Now that several decades have passed since this practice began, the number of people of Tongan descent living outside of Tonga now counts those born overseas higher than those born in the country. As the new generations become more detached from their island homeland, the state is taking notice and new policies are being written to address the concern of declining remittances (Dixon). The cycle continues.
A Cycle Of Influence
Time marches ever on and many of the traditions of Tongan culture have significantly changed from how they were originally practiced. The eventual contact with other cultures brought new crops and livestock. Some of them thrived, such as corn beef becoming a particular favorite in Tonga. Others did not, such as when attempts to introduce sheep on Tonga ended with the herds all being slaughtered in 1956 (Encyclopedia.Com). These new foods and trade with other cultures have changed many specifics of Tongan culture, but the foundations of their use of food as source of bonding and social cohesion remains a strong element.
The foods available on the island and the care and effort required to grow them made the act of cultivating food of paramount cultural significance. Their legends and myths reinforced this by placing the crops most difficult to grow in close proximity to kings and gods. The possibility of starvation in times of scarcity encourages sharing food to help avoid potentially devastating social conflicts. Food was used to shape Tongan culture, and in turn, their culture shaped how they view and use food. These elements remain today, even after centuries of cultural evolution and contact with other cultures. They change in the specifics, but the importance remains clear.
This shaped public policy and altered the island to suit what the culture valued. As public policy and culture now comes up against the limitations of the environment, new policies and cultural behaviors are rising out of it. It was first shaped by its environment, then it shaped its environment, and now the environment is forcing it to change to suit itself again.
It’s this element of culture that I find so fascinating. It’s a kind of “chicken and the egg” scenario. You can ask which came first, the food, or the culture surrounding it, but to ask such a question misses the point. There’s a kind of feedback loop, where the foods available first shape the culture, but then the culture shapes the way food is viewed. This cycle of influence holds true across all aspects of culture, regardless of which culture you’re talking about.
Culture does not exist in a vacuum. It’s a living, breathing thing, always changing, but usually retaining its most core aspects. It’s both a product of its environment and an influence on it. You can’t understand one without understanding the other. To study only one or the other leaves us with an incomplete picture. If we wish to really understand and appreciate the cultures of the world, we must study this cycle of influence.

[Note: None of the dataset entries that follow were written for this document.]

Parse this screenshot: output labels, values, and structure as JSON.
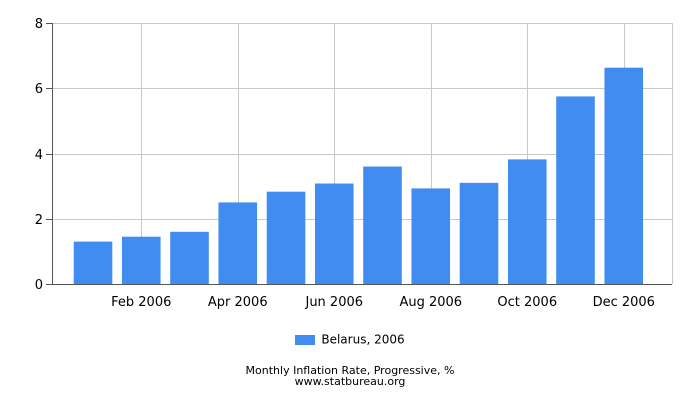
{
  "chart_data": {
    "type": "bar",
    "categories": [
      "Jan 2006",
      "Feb 2006",
      "Mar 2006",
      "Apr 2006",
      "May 2006",
      "Jun 2006",
      "Jul 2006",
      "Aug 2006",
      "Sep 2006",
      "Oct 2006",
      "Nov 2006",
      "Dec 2006"
    ],
    "x_tick_labels": [
      "",
      "Feb 2006",
      "",
      "Apr 2006",
      "",
      "Jun 2006",
      "",
      "Aug 2006",
      "",
      "Oct 2006",
      "",
      "Dec 2006"
    ],
    "series": [
      {
        "name": "Belarus, 2006",
        "values": [
          1.3,
          1.45,
          1.6,
          2.5,
          2.83,
          3.08,
          3.6,
          2.93,
          3.1,
          3.82,
          5.75,
          6.63
        ],
        "color": "#418cf0"
      }
    ],
    "ylim": [
      0,
      8
    ],
    "y_ticks": [
      "0",
      "2",
      "4",
      "6",
      "8"
    ],
    "grid": true,
    "legend_position": "bottom",
    "title": "Monthly Inflation Rate, Progressive, %",
    "source": "www.statbureau.org"
  }
}
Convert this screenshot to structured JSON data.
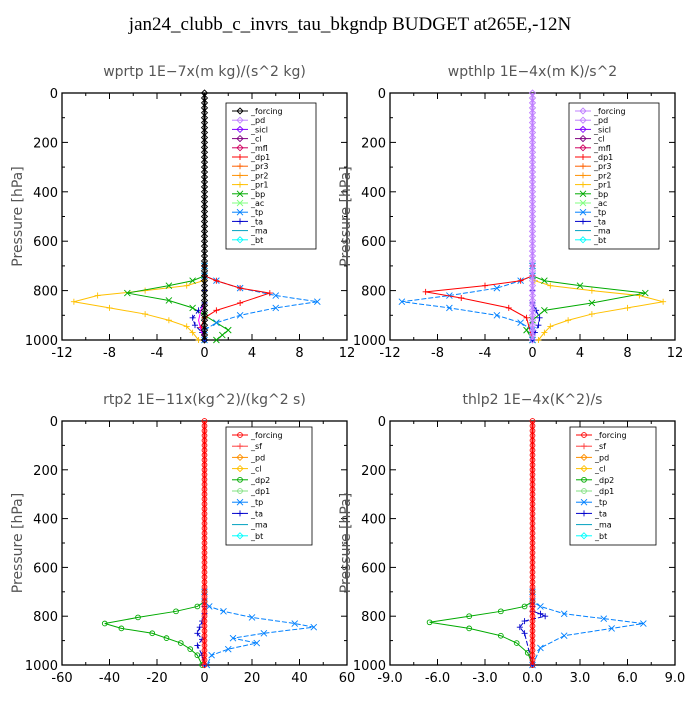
{
  "title": "jan24_clubb_c_invrs_tau_bkgndp  BUDGET at265E,-12N",
  "chart_data": [
    {
      "type": "line",
      "title": "wprtp   1E−7x(m kg)/(s^2 kg)",
      "ylabel": "Pressure  [hPa]",
      "xlim": [
        -12,
        12
      ],
      "ylim": [
        1000,
        0
      ],
      "xticks": [
        "-12",
        "-8",
        "-4",
        "0",
        "4",
        "8",
        "12"
      ],
      "xtick_values": [
        -12,
        -8,
        -4,
        0,
        4,
        8,
        12
      ],
      "yticks": [
        "0",
        "200",
        "400",
        "600",
        "800",
        "1000"
      ],
      "ytick_values": [
        0,
        200,
        400,
        600,
        800,
        1000
      ],
      "legend": [
        "_forcing",
        "_pd",
        "_sicl",
        "_cl",
        "_mfl",
        "_dp1",
        "_pr3",
        "_pr2",
        "_pr1",
        "_bp",
        "_ac",
        "_tp",
        "_ta",
        "_ma",
        "_bt"
      ],
      "series": [
        {
          "name": "_forcing",
          "color": "#000000",
          "marker": "diamond",
          "x": [
            0,
            0,
            0,
            0,
            0,
            0,
            0,
            0,
            0,
            0,
            0,
            0,
            0,
            0,
            0,
            0,
            0,
            0,
            0,
            0,
            0,
            0,
            0,
            0,
            0,
            0,
            0,
            0,
            0,
            0,
            0,
            0,
            0,
            0,
            0,
            0,
            0,
            0,
            0,
            0,
            0,
            0,
            0,
            0,
            0,
            0,
            0,
            0,
            0,
            0,
            0
          ],
          "y": [
            0,
            20,
            40,
            60,
            80,
            100,
            120,
            140,
            160,
            180,
            200,
            220,
            240,
            260,
            280,
            300,
            320,
            340,
            360,
            380,
            400,
            420,
            440,
            460,
            480,
            500,
            520,
            540,
            560,
            580,
            600,
            620,
            640,
            660,
            680,
            700,
            720,
            740,
            760,
            780,
            800,
            820,
            840,
            860,
            880,
            900,
            920,
            940,
            960,
            980,
            1000
          ]
        },
        {
          "name": "_pr1",
          "color": "#ffc000",
          "marker": "cross",
          "x": [
            0,
            0,
            -0.1,
            -1.5,
            -5,
            -9,
            -11,
            -8,
            -5,
            -3,
            -1.5,
            -1,
            -0.5
          ],
          "y": [
            700,
            740,
            760,
            780,
            800,
            820,
            845,
            870,
            895,
            920,
            945,
            970,
            1000
          ]
        },
        {
          "name": "_bp",
          "color": "#00aa00",
          "marker": "x",
          "x": [
            0,
            0,
            -1,
            -3,
            -6.5,
            -3,
            -1,
            0,
            1,
            2,
            1.5,
            1
          ],
          "y": [
            700,
            740,
            760,
            780,
            810,
            840,
            870,
            900,
            930,
            960,
            980,
            1000
          ]
        },
        {
          "name": "_tp",
          "color": "#0080ff",
          "marker": "x",
          "x": [
            0,
            0,
            1,
            3,
            6,
            9.5,
            6,
            3,
            1,
            0,
            0
          ],
          "y": [
            700,
            740,
            760,
            790,
            820,
            845,
            870,
            900,
            930,
            960,
            1000
          ]
        },
        {
          "name": "_dp1",
          "color": "#ff0000",
          "marker": "cross",
          "x": [
            0,
            0,
            1,
            3,
            5.5,
            3,
            1,
            0,
            -0.3,
            0
          ],
          "y": [
            700,
            740,
            760,
            790,
            810,
            850,
            880,
            910,
            950,
            1000
          ]
        },
        {
          "name": "_ta",
          "color": "#0000cc",
          "marker": "plus",
          "x": [
            0,
            0,
            -0.5,
            -1,
            -0.8,
            -0.2,
            0
          ],
          "y": [
            800,
            850,
            880,
            910,
            940,
            970,
            1000
          ]
        },
        {
          "name": "_pd",
          "color": "#ff00ff",
          "marker": "none",
          "x": [
            0,
            0,
            -0.3,
            -0.5,
            -0.3,
            0
          ],
          "y": [
            800,
            850,
            880,
            920,
            960,
            1000
          ]
        }
      ]
    },
    {
      "type": "line",
      "title": "wpthlp   1E−4x(m K)/s^2",
      "ylabel": "Pressure  [hPa]",
      "xlim": [
        -12,
        12
      ],
      "ylim": [
        1000,
        0
      ],
      "xticks": [
        "-12",
        "-8",
        "-4",
        "0",
        "4",
        "8",
        "12"
      ],
      "xtick_values": [
        -12,
        -8,
        -4,
        0,
        4,
        8,
        12
      ],
      "yticks": [
        "0",
        "200",
        "400",
        "600",
        "800",
        "1000"
      ],
      "ytick_values": [
        0,
        200,
        400,
        600,
        800,
        1000
      ],
      "legend": [
        "_forcing",
        "_pd",
        "_sicl",
        "_cl",
        "_mfl",
        "_dp1",
        "_pr3",
        "_pr2",
        "_pr1",
        "_bp",
        "_ac",
        "_tp",
        "_ta",
        "_ma",
        "_bt"
      ],
      "series": [
        {
          "name": "_forcing",
          "color": "#c080ff",
          "marker": "diamond",
          "x": [
            0,
            0,
            0,
            0,
            0,
            0,
            0,
            0,
            0,
            0,
            0,
            0,
            0,
            0,
            0,
            0,
            0,
            0,
            0,
            0,
            0,
            0,
            0,
            0,
            0,
            0,
            0,
            0,
            0,
            0,
            0,
            0,
            0,
            0,
            0,
            0,
            0,
            0,
            0,
            0,
            0,
            0,
            0,
            0,
            0,
            0,
            0,
            0,
            0,
            0,
            0
          ],
          "y": [
            0,
            20,
            40,
            60,
            80,
            100,
            120,
            140,
            160,
            180,
            200,
            220,
            240,
            260,
            280,
            300,
            320,
            340,
            360,
            380,
            400,
            420,
            440,
            460,
            480,
            500,
            520,
            540,
            560,
            580,
            600,
            620,
            640,
            660,
            680,
            700,
            720,
            740,
            760,
            780,
            800,
            820,
            840,
            860,
            880,
            900,
            920,
            940,
            960,
            980,
            1000
          ]
        },
        {
          "name": "_pr1",
          "color": "#ffc000",
          "marker": "cross",
          "x": [
            0,
            0,
            0.2,
            1.5,
            5,
            9,
            11,
            8,
            5,
            3,
            1.5,
            1,
            0.5
          ],
          "y": [
            700,
            740,
            760,
            780,
            800,
            820,
            845,
            870,
            895,
            920,
            945,
            970,
            1000
          ]
        },
        {
          "name": "_bp",
          "color": "#00aa00",
          "marker": "x",
          "x": [
            0,
            0,
            1,
            4,
            9.5,
            5,
            1,
            0,
            -0.5,
            0
          ],
          "y": [
            700,
            740,
            760,
            780,
            810,
            850,
            880,
            920,
            960,
            1000
          ]
        },
        {
          "name": "_tp",
          "color": "#0080ff",
          "marker": "x",
          "x": [
            0,
            0,
            -1,
            -3,
            -7,
            -11,
            -7,
            -3,
            -1,
            0,
            0
          ],
          "y": [
            700,
            740,
            760,
            790,
            820,
            845,
            870,
            900,
            930,
            960,
            1000
          ]
        },
        {
          "name": "_dp1",
          "color": "#ff0000",
          "marker": "cross",
          "x": [
            0,
            0,
            -1,
            -4,
            -9,
            -6,
            -2,
            -0.5,
            0
          ],
          "y": [
            700,
            740,
            760,
            780,
            805,
            830,
            870,
            910,
            1000
          ]
        },
        {
          "name": "_ta",
          "color": "#0000cc",
          "marker": "plus",
          "x": [
            0,
            0,
            0.3,
            0.6,
            0.5,
            0.2,
            0
          ],
          "y": [
            800,
            850,
            880,
            910,
            940,
            970,
            1000
          ]
        }
      ]
    },
    {
      "type": "line",
      "title": "rtp2   1E−11x(kg^2)/(kg^2 s)",
      "ylabel": "Pressure  [hPa]",
      "xlim": [
        -60,
        60
      ],
      "ylim": [
        1000,
        0
      ],
      "xticks": [
        "-60",
        "-40",
        "-20",
        "0",
        "20",
        "40",
        "60"
      ],
      "xtick_values": [
        -60,
        -40,
        -20,
        0,
        20,
        40,
        60
      ],
      "yticks": [
        "0",
        "200",
        "400",
        "600",
        "800",
        "1000"
      ],
      "ytick_values": [
        0,
        200,
        400,
        600,
        800,
        1000
      ],
      "legend": [
        "_forcing",
        "_sf",
        "_pd",
        "_cl",
        "_dp2",
        "_dp1",
        "_tp",
        "_ta",
        "_ma",
        "_bt"
      ],
      "series": [
        {
          "name": "_forcing",
          "color": "#ff0000",
          "marker": "circle",
          "x": [
            0,
            0,
            0,
            0,
            0,
            0,
            0,
            0,
            0,
            0,
            0,
            0,
            0,
            0,
            0,
            0,
            0,
            0,
            0,
            0,
            0,
            0,
            0,
            0,
            0,
            0,
            0,
            0,
            0,
            0,
            0,
            0,
            0,
            0,
            0,
            0,
            0,
            0,
            0,
            0,
            0,
            0,
            0,
            0,
            0,
            0,
            0,
            0,
            0,
            0,
            0
          ],
          "y": [
            0,
            20,
            40,
            60,
            80,
            100,
            120,
            140,
            160,
            180,
            200,
            220,
            240,
            260,
            280,
            300,
            320,
            340,
            360,
            380,
            400,
            420,
            440,
            460,
            480,
            500,
            520,
            540,
            560,
            580,
            600,
            620,
            640,
            660,
            680,
            700,
            720,
            740,
            760,
            780,
            800,
            820,
            840,
            860,
            880,
            900,
            920,
            940,
            960,
            980,
            1000
          ]
        },
        {
          "name": "_dp2",
          "color": "#00aa00",
          "marker": "circle",
          "x": [
            0,
            0,
            -3,
            -12,
            -28,
            -42,
            -35,
            -22,
            -16,
            -10,
            -6,
            -3,
            -1
          ],
          "y": [
            700,
            740,
            760,
            780,
            805,
            830,
            850,
            870,
            890,
            910,
            935,
            960,
            1000
          ]
        },
        {
          "name": "_tp",
          "color": "#0080ff",
          "marker": "x",
          "x": [
            0,
            0,
            2,
            8,
            20,
            38,
            46,
            25,
            12,
            22,
            10,
            3,
            1
          ],
          "y": [
            700,
            740,
            760,
            780,
            805,
            830,
            845,
            870,
            890,
            910,
            935,
            960,
            1000
          ]
        },
        {
          "name": "_ta",
          "color": "#0000cc",
          "marker": "plus",
          "x": [
            0,
            0,
            -1,
            -2,
            -3,
            -1,
            -3,
            -1,
            0
          ],
          "y": [
            760,
            790,
            820,
            845,
            870,
            895,
            920,
            960,
            1000
          ]
        }
      ]
    },
    {
      "type": "line",
      "title": "thlp2   1E−4x(K^2)/s",
      "ylabel": "Pressure  [hPa]",
      "xlim": [
        -9,
        9
      ],
      "ylim": [
        1000,
        0
      ],
      "xticks": [
        "-9.0",
        "-6.0",
        "-3.0",
        "0.0",
        "3.0",
        "6.0",
        "9.0"
      ],
      "xtick_values": [
        -9,
        -6,
        -3,
        0,
        3,
        6,
        9
      ],
      "yticks": [
        "0",
        "200",
        "400",
        "600",
        "800",
        "1000"
      ],
      "ytick_values": [
        0,
        200,
        400,
        600,
        800,
        1000
      ],
      "legend": [
        "_forcing",
        "_sf",
        "_pd",
        "_cl",
        "_dp2",
        "_dp1",
        "_tp",
        "_ta",
        "_ma",
        "_bt"
      ],
      "series": [
        {
          "name": "_forcing",
          "color": "#ff0000",
          "marker": "circle",
          "x": [
            0,
            0,
            0,
            0,
            0,
            0,
            0,
            0,
            0,
            0,
            0,
            0,
            0,
            0,
            0,
            0,
            0,
            0,
            0,
            0,
            0,
            0,
            0,
            0,
            0,
            0,
            0,
            0,
            0,
            0,
            0,
            0,
            0,
            0,
            0,
            0,
            0,
            0,
            0,
            0,
            0,
            0,
            0,
            0,
            0,
            0,
            0,
            0,
            0,
            0,
            0
          ],
          "y": [
            0,
            20,
            40,
            60,
            80,
            100,
            120,
            140,
            160,
            180,
            200,
            220,
            240,
            260,
            280,
            300,
            320,
            340,
            360,
            380,
            400,
            420,
            440,
            460,
            480,
            500,
            520,
            540,
            560,
            580,
            600,
            620,
            640,
            660,
            680,
            700,
            720,
            740,
            760,
            780,
            800,
            820,
            840,
            860,
            880,
            900,
            920,
            940,
            960,
            980,
            1000
          ]
        },
        {
          "name": "_dp2",
          "color": "#00aa00",
          "marker": "circle",
          "x": [
            0,
            0,
            -0.5,
            -2,
            -4,
            -6.5,
            -4,
            -2,
            -1,
            -0.3,
            0
          ],
          "y": [
            700,
            740,
            760,
            780,
            800,
            825,
            850,
            880,
            910,
            950,
            1000
          ]
        },
        {
          "name": "_tp",
          "color": "#0080ff",
          "marker": "x",
          "x": [
            0,
            0,
            0.5,
            2,
            4.5,
            7,
            5,
            2,
            0.5,
            0
          ],
          "y": [
            700,
            740,
            760,
            790,
            810,
            830,
            850,
            880,
            930,
            1000
          ]
        },
        {
          "name": "_ta",
          "color": "#0000cc",
          "marker": "plus",
          "x": [
            0,
            0,
            0.5,
            0.8,
            -0.5,
            -0.8,
            -0.5,
            0
          ],
          "y": [
            760,
            780,
            790,
            800,
            820,
            845,
            870,
            1000
          ]
        }
      ]
    }
  ]
}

- “Culture of Tonga – History, People, Women, Beliefs, Food, Customs, Family, Social, Marriage.” Everyculture.com, 2010, www.everyculture.com/To-Z/Tonga.html.
- Dixon, David. “Tonga: Migration and the Homeland.” Migrationpolicy.org, Feb. 2004, www.migrationpolicy.org/article/tonga-migration-and-homeland/. Accessed 21 Nov. 2019.
- Edward Winslow Gifford. Tongan Myths and Tales. Honolulu, The Museum, New York, Kraus Reprint Co, 1924.
- 4. Pauni, Seneti. Personal Interview. 18 Nov. 2020.
- 5. “Tonga | Encyclopedia.com.” Encyclopedia.com, www.encyclopedia.com/places/australia-and-oceania/pacific-islands-political-geography/tonga.
- 6. “Tongan Traditions and Customs | Polynesia.com.” com | Blog, 20 Mar. 2016, www.polynesia.com/blog/tongan-society.